Old boxes that offered a new perspective, companion paintings that presented an alternate version of freedom, glass beads that each seemed to encase their own miniature world, and a model of a home you could fit in the palm of your hand: all of this and more were available for viewing in the artists’ studios at Marlin Works on Willow Street this past weekend as they opened to the public once again as part of New Haven Open Studios.
Saturday found Linda Lindroth in her studio; on the door she had hung her statement from a recent show at the Flynn Gallery in Greenwich called “(DE)Construct” (see above). The statement fit in well with the other large archival pigment prints hung throughout the room made from found objects and boxes. New this year were potholders with the image of one of her most popular pieces, 2020’s Extra Loud Thinking. This image was recently purchased by the SCSU Business School for public display there.
Lindroth also had a new piece called White King made from a soap box from the 1930s that she bought on eBay.
“The diaspora for old boxes is vast,” she said.
Adding that she was “fascinated by the concept of white king,” especially with the “ramifications for all of the political stuff going on recently,” she altered the larger print for a postcard for the Open Studios event, adding a few words that were not on the larger one.
She said she anticipated as good a turnout at Marlin Works as they had last year, with typically more people coming on Sunday than Saturday. She also praised artist and organizer Martha Willette Lewis for “providing the space” at the Institute Library for “Glorious Index” (read an article about that), where Lindroth showed a piece of her work as did many others involved in the various Open Studios events this year.
“That show was lovely, it looked great, and we really appreciate all the work she’s done,” she added.
She praised all the volunteers for New Haven Open Studios who have made the events grow and thrive over the past two years.
“There’s a need for artists to feel like we’re in a community,” she said. “Covid decimated us, and things are slowly getting much, much better. There’s enthusiasm, and everybody’s grateful for the contributions and opportunities.”
Across the hall Nancy Karpel displayed her jewelry, paintings, and photographs, this year offering new pieces made with lamp-worked glass beads. She explained that these type of glass beads are not blown, but made by melting glass rods over a rotating mandril with a torch.
“I’m enjoying it, and I’m hoping to get better,” she said with a laugh. Some of the necklaces found her alternating the glass beads with silver beads, adding yet another layer to her already detailed work.

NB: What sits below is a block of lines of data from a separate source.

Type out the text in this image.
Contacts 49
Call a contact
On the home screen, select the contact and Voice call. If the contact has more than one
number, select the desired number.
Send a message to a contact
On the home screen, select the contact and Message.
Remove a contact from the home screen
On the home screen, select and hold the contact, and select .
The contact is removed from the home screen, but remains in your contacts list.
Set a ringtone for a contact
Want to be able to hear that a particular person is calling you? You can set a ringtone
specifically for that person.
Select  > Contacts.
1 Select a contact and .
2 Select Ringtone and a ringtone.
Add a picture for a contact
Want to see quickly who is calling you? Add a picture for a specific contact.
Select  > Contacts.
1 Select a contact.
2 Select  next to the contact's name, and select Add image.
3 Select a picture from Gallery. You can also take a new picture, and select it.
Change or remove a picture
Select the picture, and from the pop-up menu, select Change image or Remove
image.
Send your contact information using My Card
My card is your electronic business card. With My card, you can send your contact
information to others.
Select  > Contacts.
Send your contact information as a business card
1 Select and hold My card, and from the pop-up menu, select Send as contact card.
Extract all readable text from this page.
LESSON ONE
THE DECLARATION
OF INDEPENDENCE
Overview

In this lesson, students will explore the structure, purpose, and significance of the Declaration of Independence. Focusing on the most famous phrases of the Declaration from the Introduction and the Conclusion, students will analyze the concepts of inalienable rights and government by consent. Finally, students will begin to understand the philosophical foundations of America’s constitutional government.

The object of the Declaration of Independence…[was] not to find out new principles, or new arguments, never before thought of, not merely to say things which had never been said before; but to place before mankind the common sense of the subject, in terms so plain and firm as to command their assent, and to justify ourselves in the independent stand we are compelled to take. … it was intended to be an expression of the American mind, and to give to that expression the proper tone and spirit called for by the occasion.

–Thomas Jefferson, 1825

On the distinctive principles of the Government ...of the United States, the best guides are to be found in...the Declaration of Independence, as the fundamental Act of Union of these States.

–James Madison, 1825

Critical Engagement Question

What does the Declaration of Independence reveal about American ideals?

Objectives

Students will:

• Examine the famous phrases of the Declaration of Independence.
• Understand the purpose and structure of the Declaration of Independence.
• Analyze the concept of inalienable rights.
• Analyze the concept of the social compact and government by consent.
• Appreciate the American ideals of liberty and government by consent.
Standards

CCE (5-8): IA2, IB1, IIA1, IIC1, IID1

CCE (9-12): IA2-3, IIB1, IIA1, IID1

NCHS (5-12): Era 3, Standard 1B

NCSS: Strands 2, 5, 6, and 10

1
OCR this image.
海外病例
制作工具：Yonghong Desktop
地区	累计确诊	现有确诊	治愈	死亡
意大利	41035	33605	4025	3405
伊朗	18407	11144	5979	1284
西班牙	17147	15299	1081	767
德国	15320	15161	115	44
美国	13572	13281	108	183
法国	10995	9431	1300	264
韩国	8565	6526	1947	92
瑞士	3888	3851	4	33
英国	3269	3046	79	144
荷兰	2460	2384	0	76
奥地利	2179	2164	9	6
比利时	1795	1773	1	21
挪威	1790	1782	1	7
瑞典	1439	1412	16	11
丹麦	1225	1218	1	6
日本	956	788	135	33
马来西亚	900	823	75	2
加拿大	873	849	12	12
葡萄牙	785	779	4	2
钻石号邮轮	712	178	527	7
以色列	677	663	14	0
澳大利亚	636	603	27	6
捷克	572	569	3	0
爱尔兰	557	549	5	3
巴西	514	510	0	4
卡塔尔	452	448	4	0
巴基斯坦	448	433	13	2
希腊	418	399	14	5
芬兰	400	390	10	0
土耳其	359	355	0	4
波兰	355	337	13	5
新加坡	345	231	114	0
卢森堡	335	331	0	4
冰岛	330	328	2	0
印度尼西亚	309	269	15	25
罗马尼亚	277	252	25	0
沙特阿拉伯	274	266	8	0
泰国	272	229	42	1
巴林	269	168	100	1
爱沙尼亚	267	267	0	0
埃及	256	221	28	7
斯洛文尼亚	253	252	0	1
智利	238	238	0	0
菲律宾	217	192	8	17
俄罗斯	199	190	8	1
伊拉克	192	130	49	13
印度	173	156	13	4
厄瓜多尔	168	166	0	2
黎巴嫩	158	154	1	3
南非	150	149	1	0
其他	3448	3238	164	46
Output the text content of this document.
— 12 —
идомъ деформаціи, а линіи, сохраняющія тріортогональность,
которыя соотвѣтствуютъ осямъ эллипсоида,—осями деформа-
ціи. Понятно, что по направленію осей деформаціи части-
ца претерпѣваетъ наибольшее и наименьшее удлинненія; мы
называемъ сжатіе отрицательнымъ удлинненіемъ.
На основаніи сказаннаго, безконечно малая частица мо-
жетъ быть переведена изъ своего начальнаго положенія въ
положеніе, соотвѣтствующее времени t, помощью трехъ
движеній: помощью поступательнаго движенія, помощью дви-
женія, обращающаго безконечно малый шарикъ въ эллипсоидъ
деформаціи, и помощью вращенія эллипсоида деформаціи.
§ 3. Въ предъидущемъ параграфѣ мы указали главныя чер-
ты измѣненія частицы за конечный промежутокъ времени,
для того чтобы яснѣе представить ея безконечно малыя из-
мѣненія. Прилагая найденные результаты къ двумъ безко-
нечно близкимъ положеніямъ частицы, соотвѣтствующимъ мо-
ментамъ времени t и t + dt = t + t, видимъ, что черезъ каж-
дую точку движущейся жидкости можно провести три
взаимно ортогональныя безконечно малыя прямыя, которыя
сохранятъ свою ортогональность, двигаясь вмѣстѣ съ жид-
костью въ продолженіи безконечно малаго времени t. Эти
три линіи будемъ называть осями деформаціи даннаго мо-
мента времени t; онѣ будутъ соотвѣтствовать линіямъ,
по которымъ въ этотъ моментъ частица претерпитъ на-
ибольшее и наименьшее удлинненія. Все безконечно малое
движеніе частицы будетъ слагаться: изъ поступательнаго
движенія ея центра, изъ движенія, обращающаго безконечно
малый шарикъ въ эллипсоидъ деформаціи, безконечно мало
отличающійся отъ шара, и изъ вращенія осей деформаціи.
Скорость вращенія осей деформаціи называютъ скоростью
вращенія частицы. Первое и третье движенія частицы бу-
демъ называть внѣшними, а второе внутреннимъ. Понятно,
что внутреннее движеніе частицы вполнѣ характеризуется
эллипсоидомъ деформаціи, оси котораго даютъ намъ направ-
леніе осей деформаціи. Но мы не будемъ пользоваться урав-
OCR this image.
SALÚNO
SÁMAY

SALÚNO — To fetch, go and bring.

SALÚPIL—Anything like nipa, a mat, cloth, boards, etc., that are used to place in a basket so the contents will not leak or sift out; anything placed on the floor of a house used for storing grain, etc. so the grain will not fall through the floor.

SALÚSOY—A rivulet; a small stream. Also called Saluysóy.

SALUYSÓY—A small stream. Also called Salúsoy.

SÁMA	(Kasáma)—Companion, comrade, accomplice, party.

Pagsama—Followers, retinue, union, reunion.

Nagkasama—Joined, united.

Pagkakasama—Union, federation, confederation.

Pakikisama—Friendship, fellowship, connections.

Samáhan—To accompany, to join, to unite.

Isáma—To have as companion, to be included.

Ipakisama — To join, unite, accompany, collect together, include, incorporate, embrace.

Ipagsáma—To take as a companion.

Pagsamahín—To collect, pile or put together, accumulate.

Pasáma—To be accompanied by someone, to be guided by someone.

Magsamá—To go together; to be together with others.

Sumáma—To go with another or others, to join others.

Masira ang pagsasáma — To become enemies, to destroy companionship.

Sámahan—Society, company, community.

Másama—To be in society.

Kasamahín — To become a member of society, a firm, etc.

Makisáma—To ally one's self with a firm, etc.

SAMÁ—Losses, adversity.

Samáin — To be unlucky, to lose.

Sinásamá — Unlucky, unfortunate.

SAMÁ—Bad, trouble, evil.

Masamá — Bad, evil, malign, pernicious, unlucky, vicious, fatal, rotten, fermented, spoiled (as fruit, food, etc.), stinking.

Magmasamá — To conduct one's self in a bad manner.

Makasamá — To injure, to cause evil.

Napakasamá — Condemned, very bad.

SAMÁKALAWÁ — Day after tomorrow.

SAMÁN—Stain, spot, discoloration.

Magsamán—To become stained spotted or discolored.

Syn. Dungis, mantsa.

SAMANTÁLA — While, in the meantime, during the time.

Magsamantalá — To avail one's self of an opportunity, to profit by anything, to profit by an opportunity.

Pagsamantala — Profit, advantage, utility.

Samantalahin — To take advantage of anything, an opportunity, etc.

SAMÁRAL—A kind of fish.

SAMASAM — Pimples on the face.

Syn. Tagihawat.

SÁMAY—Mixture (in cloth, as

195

At the end of the hallway Jo Kremer, who was new to her studio last year at this time, had added more completed works to her space, including some paintings made by her brother back in the 1980s as a homage to him and his recent passing. Below them sat a mosaic work created in a class Kremer had taken at Creative Arts Workshop last winter. The mosaic was made with smalti, a type of glass made in Italy and Mexico. It’s made in large pieces and then chopped into smaller pieces. Kremer explained that she had to chop it into even smaller pieces and weld it to the board, thus creating a far more tactile artistic experience for her.
On the other side of the studio, she displayed a painting titled “Trinity” and its companion piece, created around 20 years ago but recently shown in an exhibition at mActivity. Modeled after the “little shrines” she saw hanging overhead in the streets while in Italy, Kremer called the paintings “symbolic,” noting that she always felt the objects in the box represented a “familial combination.” In the companion piece where the box was on the ground, the objects now “had a way out.”
“It’s a new perspective,” she added.
Across the hall architect Craig Newick, owner of Newick Architects, showed me a model of a house he is working on in Branford. The model may have fit in the palm of his hand, but the actual house, explained Newick, is quite expansive, with seven corridors to the Sound as well as a roof deck 25 feet above the other homes where you can see the water “like you’re in your own world.”
While Newick has worked on a variety of public buildings in Connecticut and beyond — many of which appeared in photos and models in his studio — he is forever interested in new projects and new people to create them with.
“We’re always looking for people who want to do great things,” he said. “You don’t have to do the ordinary. You can do the extraordinary. I want to have these conversations.”